My browsing of magazines featuring fashion commentary is limited these days to trips to the hairdresser and I have to say, they make for depressing reading.
Pages of pictures of slebs in frocks being judged by panels of “experts”. How is that entertaining?
Of course, it is all the more prevalent now that people can broadcast their views on social meeja. You just know that the people passing judgement are sitting in a pair of grubby trackies whilst poking fun at someone’s so-called fashion fail.
We try and teach our children to be kind and not to say anything hurtful to other people but the nasty judgements on the dress sense of people in the public eye – from the PM to soap stars – seem to be accepted as fair comment.

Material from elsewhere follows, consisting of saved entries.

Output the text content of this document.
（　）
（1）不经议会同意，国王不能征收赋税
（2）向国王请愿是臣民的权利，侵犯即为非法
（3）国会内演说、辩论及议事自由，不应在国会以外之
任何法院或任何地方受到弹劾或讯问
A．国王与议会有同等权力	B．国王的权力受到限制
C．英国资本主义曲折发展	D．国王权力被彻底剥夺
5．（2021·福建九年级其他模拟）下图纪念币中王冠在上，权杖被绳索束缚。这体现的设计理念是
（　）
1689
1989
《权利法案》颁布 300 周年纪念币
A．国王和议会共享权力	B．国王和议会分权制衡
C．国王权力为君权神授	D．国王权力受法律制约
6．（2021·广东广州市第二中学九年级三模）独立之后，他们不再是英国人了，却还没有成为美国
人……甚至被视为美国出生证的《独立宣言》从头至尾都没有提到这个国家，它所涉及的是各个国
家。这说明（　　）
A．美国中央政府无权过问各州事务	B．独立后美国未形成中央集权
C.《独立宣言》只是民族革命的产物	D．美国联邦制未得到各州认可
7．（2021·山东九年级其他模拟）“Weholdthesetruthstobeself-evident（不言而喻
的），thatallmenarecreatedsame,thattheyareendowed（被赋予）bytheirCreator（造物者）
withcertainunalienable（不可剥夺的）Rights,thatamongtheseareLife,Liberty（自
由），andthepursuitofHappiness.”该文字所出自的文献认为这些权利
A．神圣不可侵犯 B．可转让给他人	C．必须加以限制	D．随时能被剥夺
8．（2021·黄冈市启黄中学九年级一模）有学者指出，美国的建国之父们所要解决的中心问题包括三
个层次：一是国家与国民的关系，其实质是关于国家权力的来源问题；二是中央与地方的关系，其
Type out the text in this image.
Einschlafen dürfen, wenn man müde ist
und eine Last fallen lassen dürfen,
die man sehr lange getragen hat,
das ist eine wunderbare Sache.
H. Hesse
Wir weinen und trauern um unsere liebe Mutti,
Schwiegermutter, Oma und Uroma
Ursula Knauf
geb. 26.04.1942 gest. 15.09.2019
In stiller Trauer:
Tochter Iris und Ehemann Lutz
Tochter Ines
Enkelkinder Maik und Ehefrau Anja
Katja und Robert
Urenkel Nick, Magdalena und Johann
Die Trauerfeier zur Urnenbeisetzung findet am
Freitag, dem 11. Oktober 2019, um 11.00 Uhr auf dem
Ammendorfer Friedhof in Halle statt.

While I have never been to a do quite as starry as the people in these circumstances, I have had to attend plenty of events at which I’ve had to hoick myself into the kind of clothes that are the opposite of comfortable.
It’s exhausting for us ordinary mortals to glam up. You have to enter a type of shop you would normally walk straight past, try on expensive frocks you think you may only wear once, possibly buy underwear specifically designed to stop bits of you bulging out in said frock, then wear shoes that start hurting before you’ve even left the house. At least we don’t then face the public shaming after the do.
I know it’s not specifically a female problem but the judgements seem harsher for women – whatever Piers Morgan may think.